Lavorando bene in vigna e in cantina si corrono meno rischi, ma si deve mantenere qualche “promessa” in più: offrire più emozioni e una bottiglia sempre di qualità, che garantisca il “piacere di bere bene”.
I francesi sono già arrivati da tempo a questa conclusione, tanto è vero che i loro vini arrivano anche a 400mila lire a bottiglia “en primeur”contro le 50 di un Barolo. Senza dimenticare che in Langa c’è posto per tanti vini, per le 500 e per le Ferrari: che ognuno scelga l’emozione che vuole provare”.
Un ragionamento che non tutti sono pronti ad accettare...
“Questa è una terra chiusa, ristretta, provinciale, che non si confronta, che non capisce che il mondo va avanti... sembra quasi che per fare il Barolo sia indispensabile arare con il bue...
La barrique è un grande strumento, ma la uso solo dal 1983 e non posso fare miracoli, non so come si usa, stiamo ancora provando. Il nostro è un lavoro di squadra: vent’anni fa eravamo seduti a questo stesso tavolo io, Luca Sandrone, i fratelli Voerzio e il grande Aldo Conterno... ci siamo divisi i compiti, abbiamo deciso di sperimentare insieme e chi otteneva il risultato migliore spiegava agli altri cosa aveva fatto.
Le esperienze devono essere trasferite: posso dire – senza false modestie – di avere aiutato una ventina di aziende a crescere con le mie tre “macroregole” per fare un vino da emozione: una grande uva, macerazione e pulizia. La Langa è diventata grande anche per questo gioco di squadra, per questo “passaparola” che abbiamo iniziato noi, tutti insieme, anche se qualcuno dice che io sono un po’ il padre putativo di questo “movimento”. Ma non è così: bisogna crescere tutti insieme, tutta la Langa deve crescere, bisogna abbandonare una mentalità grezza e ragionare in modo nuovo, a vantaggio di tutto il nostro territorio in tutte le sue espressioni, innovatrici o tradizionaliste che siano”.

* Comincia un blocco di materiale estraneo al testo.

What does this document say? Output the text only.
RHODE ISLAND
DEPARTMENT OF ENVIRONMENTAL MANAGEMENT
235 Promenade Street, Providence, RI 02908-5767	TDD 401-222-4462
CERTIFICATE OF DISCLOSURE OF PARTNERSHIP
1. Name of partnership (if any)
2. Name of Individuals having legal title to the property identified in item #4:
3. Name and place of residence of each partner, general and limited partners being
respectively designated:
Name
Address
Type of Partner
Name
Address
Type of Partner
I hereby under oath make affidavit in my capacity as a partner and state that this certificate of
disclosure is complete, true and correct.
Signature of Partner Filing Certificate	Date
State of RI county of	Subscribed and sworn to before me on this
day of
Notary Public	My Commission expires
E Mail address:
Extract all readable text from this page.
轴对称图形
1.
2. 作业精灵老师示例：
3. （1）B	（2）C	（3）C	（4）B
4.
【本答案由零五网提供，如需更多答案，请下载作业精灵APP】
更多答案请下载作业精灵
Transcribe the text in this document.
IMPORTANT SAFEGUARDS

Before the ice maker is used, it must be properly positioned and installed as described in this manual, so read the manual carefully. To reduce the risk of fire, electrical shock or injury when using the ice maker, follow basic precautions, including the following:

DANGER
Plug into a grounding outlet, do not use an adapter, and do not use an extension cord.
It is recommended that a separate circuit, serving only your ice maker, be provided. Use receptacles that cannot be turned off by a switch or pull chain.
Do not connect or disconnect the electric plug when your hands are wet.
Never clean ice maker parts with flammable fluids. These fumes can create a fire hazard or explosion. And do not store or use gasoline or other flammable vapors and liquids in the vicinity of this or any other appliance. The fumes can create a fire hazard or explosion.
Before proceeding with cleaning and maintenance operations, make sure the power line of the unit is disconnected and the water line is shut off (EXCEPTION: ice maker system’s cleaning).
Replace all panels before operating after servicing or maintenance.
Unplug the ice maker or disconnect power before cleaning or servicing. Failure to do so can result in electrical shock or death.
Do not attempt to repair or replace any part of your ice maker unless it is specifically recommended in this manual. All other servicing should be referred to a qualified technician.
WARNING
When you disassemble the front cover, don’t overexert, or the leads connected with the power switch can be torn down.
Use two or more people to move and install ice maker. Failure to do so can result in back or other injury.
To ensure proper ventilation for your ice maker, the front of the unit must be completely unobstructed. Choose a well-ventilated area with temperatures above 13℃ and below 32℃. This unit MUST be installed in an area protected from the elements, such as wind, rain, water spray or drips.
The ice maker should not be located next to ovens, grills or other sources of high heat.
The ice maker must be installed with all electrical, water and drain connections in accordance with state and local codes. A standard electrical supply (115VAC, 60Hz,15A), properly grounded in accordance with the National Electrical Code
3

Una specie di missione, in fondo...
“Cosa vuoi che ti dica: io ho fatto la mia esperienza e ho vinto la scommessa della mia vita, ma non mi interessa diventare un mito. Semplicemente faccio un vino che mi piace, che “ricerco”, che nasce da un mio stile, da una mia interpretazione, da una mia “voglia”. Ognuno deve fare quello che ritiene opportuno, rispettando le regole ma trovando la propria strada, la propria anima.
Chi codifica sistemi è un presuntuoso e un arrogante... solo il tempo potrà giudicare quello che abbiamo fatto. Per quanto mi riguarda io cerco solo eleganza ed equilibrio e faccio vino secondo il mio buonsenso, il mio palato.
Ciò non toglie che dobbiamo attenzione a tutti, ascoltare tutti, accogliere nella nostra cantina tutti coloro che hanno fatto 50 o mille chilometri per venirci a trovare... glielo dobbiamo e i giovani vignaioli di Langa lo hanno capito”.